Le bonheur
Chakal (Charles Boyer) est un caricaturiste marginal qui ne manque pas une occasion, derrière la verve de ses ébauches et la férocité relative à son pseudonyme, de critiquer la société et son enclin naturel vers l’illusoire. Un jour, il décide de tirer sur Clara Stuart, une actrice fort célèbre, fraîchement débarquée des États‑Unis. Soit, pour lui, une occasion inespérée de servir la cause anarchiste. Subitement, sa victime s’éprend de son improbable meurtrier.
Adaptation d’une pièce à succès de Henry Bernstein (qu’il préféra même à sa propre pièce à travers l’objectif de Marcel L’Herbier), Le bonheur interroge la réalité et les conditions de possibilités de son mimétisme. Autrement dit, quelle est la limite entre le fait divers et sa représentation fictive, dès lors qu’un certain cinéma (commercial et très peu inspiré) dérobe à la vraie vie des parcelles d’événements, plus médiatisés qu’ils n’ont d’intérêt.
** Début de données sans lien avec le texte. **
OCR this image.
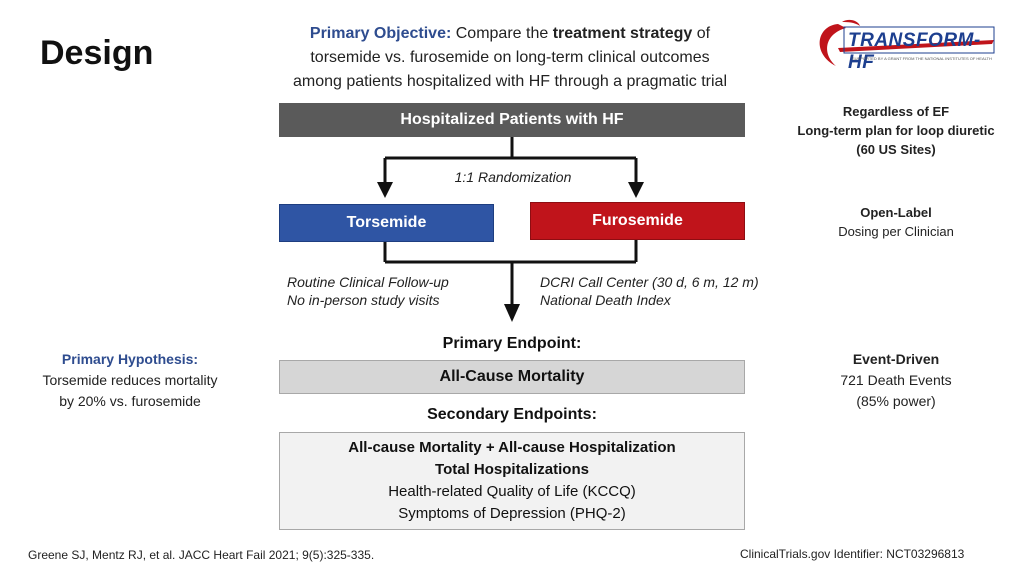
Design
Primary Objective: Compare the treatment strategy of
torsemide vs. furosemide on long-term clinical outcomes
among patients hospitalized with HF through a pragmatic trial
TRANSFORM-HF
SUPPORTED BY A GRANT FROM THE NATIONAL INSTITUTES OF HEALTH
Hospitalized Patients with HF
1:1 Randomization
Torsemide	Furosemide
Routine Clinical Follow-up
No in-person study visits
DCRI Call Center (30 d, 6 m, 12 m)
National Death Index
Primary Endpoint:
All-Cause Mortality
Secondary Endpoints:
All-cause Mortality + All-cause Hospitalization
Total Hospitalizations
Health-related Quality of Life (KCCQ)
Symptoms of Depression (PHQ-2)
Regardless of EF
Long-term plan for loop diuretic
(60 US Sites)
Open-Label
Dosing per Clinician
Event-Driven
721 Death Events
(85% power)
Primary Hypothesis:
Torsemide reduces mortality
by 20% vs. furosemide
Greene SJ, Mentz RJ, et al. JACC Heart Fail 2021; 9(5):325-335.	ClinicalTrials.gov Identifier: NCT03296813
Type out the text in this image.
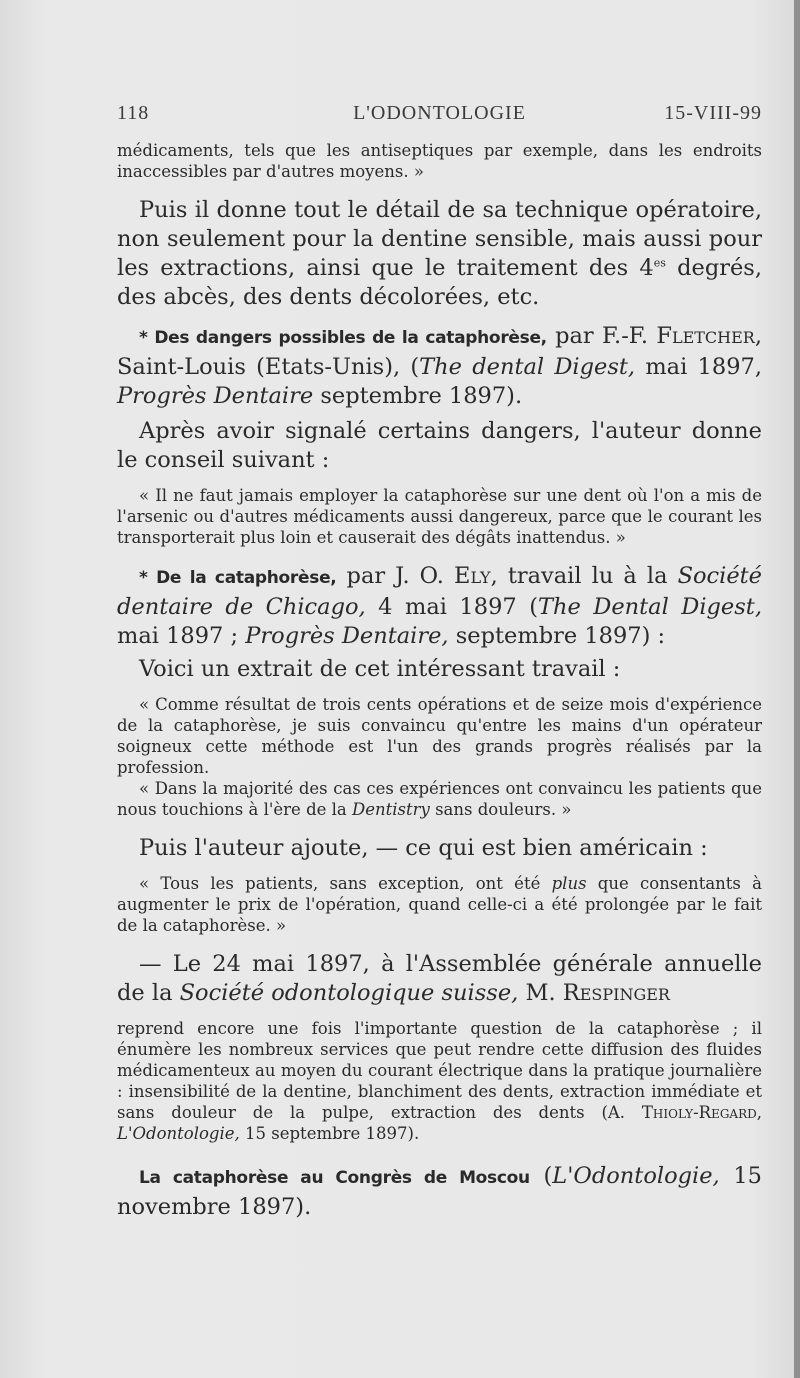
118	L'ODONTOLOGIE	15-VIII-99

médicaments, tels que les antiseptiques par exemple, dans les endroits inaccessibles par d'autres moyens. »

Puis il donne tout le détail de sa technique opératoire, non seulement pour la dentine sensible, mais aussi pour les extractions, ainsi que le traitement des $4^{es}$ degrés, des abcès, des dents décolorées, etc.

* Des dangers possibles de la cataphorèse, par F.-F. Fletcher, Saint-Louis (Etats-Unis), (The dental Digest, mai 1897, Progrès Dentaire septembre 1897).

Après avoir signalé certains dangers, l'auteur donne le conseil suivant :

« Il ne faut jamais employer la cataphorèse sur une dent où l'on a mis de l'arsenic ou d'autres médicaments aussi dangereux, parce que le courant les transporterait plus loin et causerait des dégâts inattendus. »

* De la cataphorèse, par J. O. Ely, travail lu à la Société dentaire de Chicago, 4 mai 1897 (The Dental Digest, mai 1897 ; Progrès Dentaire, septembre 1897) :

Voici un extrait de cet intéressant travail :

« Comme résultat de trois cents opérations et de seize mois d'expérience de la cataphorèse, je suis convaincu qu'entre les mains d'un opérateur soigneux cette méthode est l'un des grands progrès réalisés par la profession.

« Dans la majorité des cas ces expériences ont convaincu les patients que nous touchions à l'ère de la Dentistry sans douleurs. »

Puis l'auteur ajoute, — ce qui est bien américain :

« Tous les patients, sans exception, ont été plus que consentants à augmenter le prix de l'opération, quand celle-ci a été prolongée par le fait de la cataphorèse. »

— Le 24 mai 1897, à l'Assemblée générale annuelle de la Société odontologique suisse, M. Respinger

reprend encore une fois l'importante question de la cataphorèse ; il énumère les nombreux services que peut rendre cette diffusion des fluides médicamenteux au moyen du courant électrique dans la pratique journalière : insensibilité de la dentine, blanchiment des dents, extraction immédiate et sans douleur de la pulpe, extraction des dents (A. Thioly-Regard, L'Odontologie, 15 septembre 1897).

La cataphorèse au Congrès de Moscou (L'Odontologie, 15 novembre 1897).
Par ailleurs, s’immisce l’autre film dans le film, celui du tournage du prétendu meurtre de l’actrice Clara Stuart, alors interprète de son propre rôle, dans une gare en effervescence. L’œil désabusé mais lucide de Chakal sur ces coulisses superficielles, où l’artifice règne en maître, ne lui épargnera pas son caprice de star qu’elle prend pour de l’amour.
Quoi de plus pertinent qu’une œuvre de cinéma fustigeant l’essence même du cinéma ? Sublime et factice à la fois.